Microservices by James Shore and Martin Fowler.
Abstract: "The term 'Microservice Architecture' has sprung up over the last few years to describe a particular way of designing software applications as suites of independently deployable services. While there is no precise definition of this architectural style, there are certain common characteristics around organization around business capability, automated deployment, intelligence in the endpoints, and decentralized control of languages and data."

  • Componentization via Services
  • Organized around Business Capabilities
  • Products not Projects. (dev ownership, i.e., DevOps)
  • Smart endpoints and dumb pipes (anti-ESB)
  • Decentralized Governance
  • Decentralized Data Management: Services own their data, and free to pick best tech to store data: LevelDB, RDBMS, Cassandra, JSON files.
  • Infrastructure Automation: Automated testing, automated deployment and automation of infrastructure (cloud orchestration, EC2, Boto, Chef, Docker, Jenkins, etc.)
  • Design for failure: Distributed, More monitoring, more resilience, service discovery, health monitoring. (etcd, consul, ZooKeeper, Nagios, etc.)
  • Evolutionary Design: Smaller, modular services enable more frequent releases and more change overall.

Microservices Architecture by Rick Hightower. Abstract: "Just remember Microservices are not a new thing, and they are not cool or hip. Microservices are obvious evolutionary architecture to address the revolutionary things that already happened: web, cloud, mobile, server virtualization, OS containerization, multi-core servers, cheaper and cheaper RAM, 64 bit computing, 10GBE, 100GBE, etc. This is not extreme or cool. This is obvious reactionary architecture to this amazing tech landscape that we live in. It is less about the fashion show of technology coolness and more about not using tools and techniques that are antiques in this environment. Give up your punch cards, and WAR files, and join in."

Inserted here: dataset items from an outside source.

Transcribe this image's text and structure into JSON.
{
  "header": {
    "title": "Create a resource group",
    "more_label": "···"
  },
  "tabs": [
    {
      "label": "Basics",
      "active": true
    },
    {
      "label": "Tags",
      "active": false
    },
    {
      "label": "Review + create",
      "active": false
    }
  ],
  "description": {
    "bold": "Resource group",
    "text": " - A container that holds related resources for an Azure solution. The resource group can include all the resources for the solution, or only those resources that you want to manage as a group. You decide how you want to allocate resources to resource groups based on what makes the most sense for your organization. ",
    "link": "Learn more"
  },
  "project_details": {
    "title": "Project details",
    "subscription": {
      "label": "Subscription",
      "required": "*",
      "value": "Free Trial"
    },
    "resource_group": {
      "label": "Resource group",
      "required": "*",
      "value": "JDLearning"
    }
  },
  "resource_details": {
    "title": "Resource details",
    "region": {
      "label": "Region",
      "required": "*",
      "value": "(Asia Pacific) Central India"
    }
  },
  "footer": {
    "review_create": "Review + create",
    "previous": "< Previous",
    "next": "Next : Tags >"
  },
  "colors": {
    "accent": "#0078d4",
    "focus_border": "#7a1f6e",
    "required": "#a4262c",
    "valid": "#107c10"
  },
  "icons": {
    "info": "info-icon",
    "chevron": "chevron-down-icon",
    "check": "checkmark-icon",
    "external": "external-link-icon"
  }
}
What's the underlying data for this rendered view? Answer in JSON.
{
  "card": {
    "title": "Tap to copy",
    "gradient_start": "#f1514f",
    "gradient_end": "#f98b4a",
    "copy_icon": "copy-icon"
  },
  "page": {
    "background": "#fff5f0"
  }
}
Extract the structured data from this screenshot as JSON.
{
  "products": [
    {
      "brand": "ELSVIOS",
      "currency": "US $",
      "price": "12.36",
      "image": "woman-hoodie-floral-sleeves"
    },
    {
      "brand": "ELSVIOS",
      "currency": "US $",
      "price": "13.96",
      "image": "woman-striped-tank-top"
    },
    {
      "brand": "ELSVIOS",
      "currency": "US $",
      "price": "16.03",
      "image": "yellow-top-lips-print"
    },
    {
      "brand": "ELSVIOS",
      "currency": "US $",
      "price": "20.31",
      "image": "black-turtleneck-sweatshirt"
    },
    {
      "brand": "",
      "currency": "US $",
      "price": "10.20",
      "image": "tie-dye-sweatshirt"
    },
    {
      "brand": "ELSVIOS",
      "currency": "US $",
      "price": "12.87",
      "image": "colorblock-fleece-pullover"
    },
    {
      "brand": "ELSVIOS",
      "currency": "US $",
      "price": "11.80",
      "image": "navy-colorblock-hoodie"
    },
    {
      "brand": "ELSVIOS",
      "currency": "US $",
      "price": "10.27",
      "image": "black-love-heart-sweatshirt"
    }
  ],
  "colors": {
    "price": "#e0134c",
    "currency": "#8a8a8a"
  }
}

Microservices - Not A Free Lunch!Summary: Cloud, DevOps and Continuous Delivery lay the foundation of microservices hype. There are benefits to microservcies including: .... Is microservices more than hype? What about operations overhead? Services could be spread accross tens of servers an applications might consist of tens of distributed microservcies. Turning a single webapplication into 20 services with 60 processes has overhead in deployment. Espeically when you include load balancers, messaging layers, and plubmbing between services. More moving parts to monitor than a single application server or two. The wheels of your plethora of Microservices through your release pipeline and into production needs a lot of greasing and automation. Microservices require more operations overhead. Developers will need to be trained into DevOps like roles to mind the gap. Many microservices will need their own datastore and if you follow the practice of picking hte best tool for the job, you may end up with a wide assortment of NoSQL and traditional DBs. The developer will need more knowledge of the database in a DevOps/Microservices world. Finding these types of developers is difficult so this might hamper your already difficult recruiting efforts. Collaborating components, means you are introducing interfaces and contracts between them, which could include message formats. "In a Microservices environment, this might mean that simple cross cutting changes end up requiring changes to many different components". Some of this can be mitigated by using eager readers and such, but it can't be avoided completely. There is an increase in integration testing due to more moving parts. Other things the article mentioned was the "Duplication Of Effort", "Distributed System Complexity" (network latency, fault tolerance, message serialization, unreliable networks, asynchronicity, versioning, varying loads), "Asynchronicity Is Difficult" (manage correlation IDs and distributed transactions), and "Testability Challenges". "Distributed systems are an order of magnitude more difficult to develop and test against, so again the bar is raised vs building that unsexy monolithic application." "However, when considering Microservice like architectures, it's really important to not be attracted to the hype on this one as the challenges and costs are as real as the benefits."

Application How we build microservices at Karma.

Carving it up: Microservices Monoliths & Conway’s Law Summary: "Microservice architectures, although they have gained currency due to a recent post by James Lewis and Martin Fowler, are not a new concept. Lewis and Fowler note a pedigree going back as far as 2011, and in the opinion of Steve Jones, “Microservices is SOA, for those who know what SOA is” (debateable). Roger Sessions published a 3 part series in the fall of 2012 detailing his concept of a “Snowman Architecture”, which is fundamentally similar to the Lewis and Fowler model." Microservice summary. Nano services are bad. 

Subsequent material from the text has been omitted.